Aujourd’hui, la responsable du suivi de l’enquête interne à la RATP est la même que celle qui avait été en charge des cas de harcèlement sexuel, selon François-Xavier Arouls. « On espère qu’elle saura faire mieux, et qu’elle mettra les mots noir sur blanc ».

Les mesures prises ces dernières années suite aux témoignages de femmes victimes de harcèlement sexuel (appuyés par un rapport de l’Inspection du travail) n’étaient en effet pas à la hauteur, selon plusieurs syndicalistes. « Une salariée m’a averti de son agression. Elle m’a transmis la main courante qu’elle avait déposée contre le chef, je l’ai transférée à ma direction pour l’alerter et on m’a répondu que je n’aurais pas dû faire ça », nous racontait par exemple Ahmed Berrahal, élu CGT à la RATP, en mai 2021.

La position hiérarchique de l’auteur des discriminations ou violences semble parfois déterminante. À la RATP, « il y a toujours eu des enquêtes internes lorsque des femmes dénonçaient du harcèlement ou des agressions.

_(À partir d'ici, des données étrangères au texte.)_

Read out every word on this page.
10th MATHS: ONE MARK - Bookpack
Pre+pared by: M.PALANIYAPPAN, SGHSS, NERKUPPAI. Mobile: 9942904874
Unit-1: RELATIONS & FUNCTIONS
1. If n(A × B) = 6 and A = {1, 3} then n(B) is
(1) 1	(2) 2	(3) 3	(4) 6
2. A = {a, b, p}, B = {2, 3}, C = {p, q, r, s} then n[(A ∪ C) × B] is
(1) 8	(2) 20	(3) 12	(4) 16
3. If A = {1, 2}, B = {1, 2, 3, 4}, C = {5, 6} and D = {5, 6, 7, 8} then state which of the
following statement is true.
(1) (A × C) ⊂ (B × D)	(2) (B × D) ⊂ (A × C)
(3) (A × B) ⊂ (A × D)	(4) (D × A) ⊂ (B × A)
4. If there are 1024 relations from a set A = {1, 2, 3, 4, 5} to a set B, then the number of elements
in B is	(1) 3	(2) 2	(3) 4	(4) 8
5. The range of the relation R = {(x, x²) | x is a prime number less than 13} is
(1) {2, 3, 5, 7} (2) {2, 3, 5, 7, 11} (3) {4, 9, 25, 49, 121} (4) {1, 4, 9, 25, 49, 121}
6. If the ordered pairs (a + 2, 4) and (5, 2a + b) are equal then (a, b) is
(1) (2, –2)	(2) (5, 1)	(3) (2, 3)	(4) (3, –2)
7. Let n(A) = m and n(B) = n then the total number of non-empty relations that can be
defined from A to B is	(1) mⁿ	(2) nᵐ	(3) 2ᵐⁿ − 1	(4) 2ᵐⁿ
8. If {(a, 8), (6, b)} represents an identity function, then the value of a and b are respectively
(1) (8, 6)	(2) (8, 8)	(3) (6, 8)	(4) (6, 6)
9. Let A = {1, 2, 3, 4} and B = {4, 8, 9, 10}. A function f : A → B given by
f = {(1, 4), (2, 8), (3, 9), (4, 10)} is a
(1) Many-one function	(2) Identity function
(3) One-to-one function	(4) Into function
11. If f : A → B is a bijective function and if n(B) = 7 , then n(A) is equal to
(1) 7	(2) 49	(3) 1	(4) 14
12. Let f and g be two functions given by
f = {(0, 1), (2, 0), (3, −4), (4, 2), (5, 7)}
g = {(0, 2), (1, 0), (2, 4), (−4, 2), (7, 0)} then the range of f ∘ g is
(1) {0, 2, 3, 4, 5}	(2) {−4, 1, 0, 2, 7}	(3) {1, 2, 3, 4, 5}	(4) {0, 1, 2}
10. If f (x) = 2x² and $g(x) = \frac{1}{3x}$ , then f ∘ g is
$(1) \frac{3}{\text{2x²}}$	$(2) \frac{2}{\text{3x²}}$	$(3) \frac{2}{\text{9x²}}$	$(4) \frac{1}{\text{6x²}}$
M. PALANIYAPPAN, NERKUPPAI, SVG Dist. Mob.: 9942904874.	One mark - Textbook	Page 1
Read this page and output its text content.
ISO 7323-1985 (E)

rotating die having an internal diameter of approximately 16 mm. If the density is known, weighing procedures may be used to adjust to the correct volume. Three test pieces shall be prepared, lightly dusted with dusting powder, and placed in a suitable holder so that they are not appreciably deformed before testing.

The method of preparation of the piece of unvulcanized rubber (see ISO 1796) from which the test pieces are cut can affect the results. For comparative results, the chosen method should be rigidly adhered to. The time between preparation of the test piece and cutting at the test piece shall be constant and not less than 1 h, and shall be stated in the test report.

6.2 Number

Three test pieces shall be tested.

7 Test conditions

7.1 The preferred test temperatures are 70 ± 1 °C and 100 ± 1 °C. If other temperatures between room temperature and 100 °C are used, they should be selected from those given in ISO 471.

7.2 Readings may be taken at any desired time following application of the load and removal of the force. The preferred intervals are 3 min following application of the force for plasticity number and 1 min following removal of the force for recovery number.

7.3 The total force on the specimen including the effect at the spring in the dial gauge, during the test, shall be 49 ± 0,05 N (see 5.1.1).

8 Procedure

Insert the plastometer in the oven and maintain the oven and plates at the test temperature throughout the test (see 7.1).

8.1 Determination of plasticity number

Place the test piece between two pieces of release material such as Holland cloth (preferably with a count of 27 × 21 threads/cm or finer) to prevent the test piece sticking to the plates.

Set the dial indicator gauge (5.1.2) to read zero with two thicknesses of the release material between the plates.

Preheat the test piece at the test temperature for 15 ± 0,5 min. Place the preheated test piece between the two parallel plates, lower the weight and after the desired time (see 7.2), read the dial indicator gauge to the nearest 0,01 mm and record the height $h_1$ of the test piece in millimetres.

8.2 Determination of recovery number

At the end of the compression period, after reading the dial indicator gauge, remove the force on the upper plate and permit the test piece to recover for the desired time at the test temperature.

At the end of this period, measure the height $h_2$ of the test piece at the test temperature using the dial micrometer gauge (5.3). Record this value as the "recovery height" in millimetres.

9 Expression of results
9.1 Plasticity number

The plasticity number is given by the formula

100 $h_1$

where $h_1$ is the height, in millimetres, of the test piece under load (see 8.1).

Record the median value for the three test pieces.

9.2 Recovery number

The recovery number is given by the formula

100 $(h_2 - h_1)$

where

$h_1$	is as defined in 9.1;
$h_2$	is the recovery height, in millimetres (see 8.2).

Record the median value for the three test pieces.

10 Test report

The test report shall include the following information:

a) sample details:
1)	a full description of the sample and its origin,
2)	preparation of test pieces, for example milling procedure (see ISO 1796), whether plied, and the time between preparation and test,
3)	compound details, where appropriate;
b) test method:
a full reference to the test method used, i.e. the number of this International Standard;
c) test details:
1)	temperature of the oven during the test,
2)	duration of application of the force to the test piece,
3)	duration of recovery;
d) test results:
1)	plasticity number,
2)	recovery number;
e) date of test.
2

Le problème, c’est que quand c’est un chef qui en est l’auteur, ils s’arrangent toujours pour que l’enquête n’aboutisse pas », estimait encore Ahmed Berrahal, par ailleurs secrétaire de la commission santé, sécurité et conditions de travail, en février 2022. « L’enquête interne est faite pour minimiser les choses », concluait-il.

Pour les trois salariées dénonçant aujourd’hui du racisme et du sexisme, le rassemblement de vendredi vise à mettre en lumière la situation, « mais en laissant faire l’enquête interne », assure François-Xavier Arouls. L’heure est à la sensibilisation des collègues, et du public. Un positionnement important, dans « un contexte politique qui encourage les attitudes décomplexées des racistes de tous poils ». Mais le ton est donné : suite à l’enquête interne, « si la direction se positionne mal, on ira plus loin », promet-il.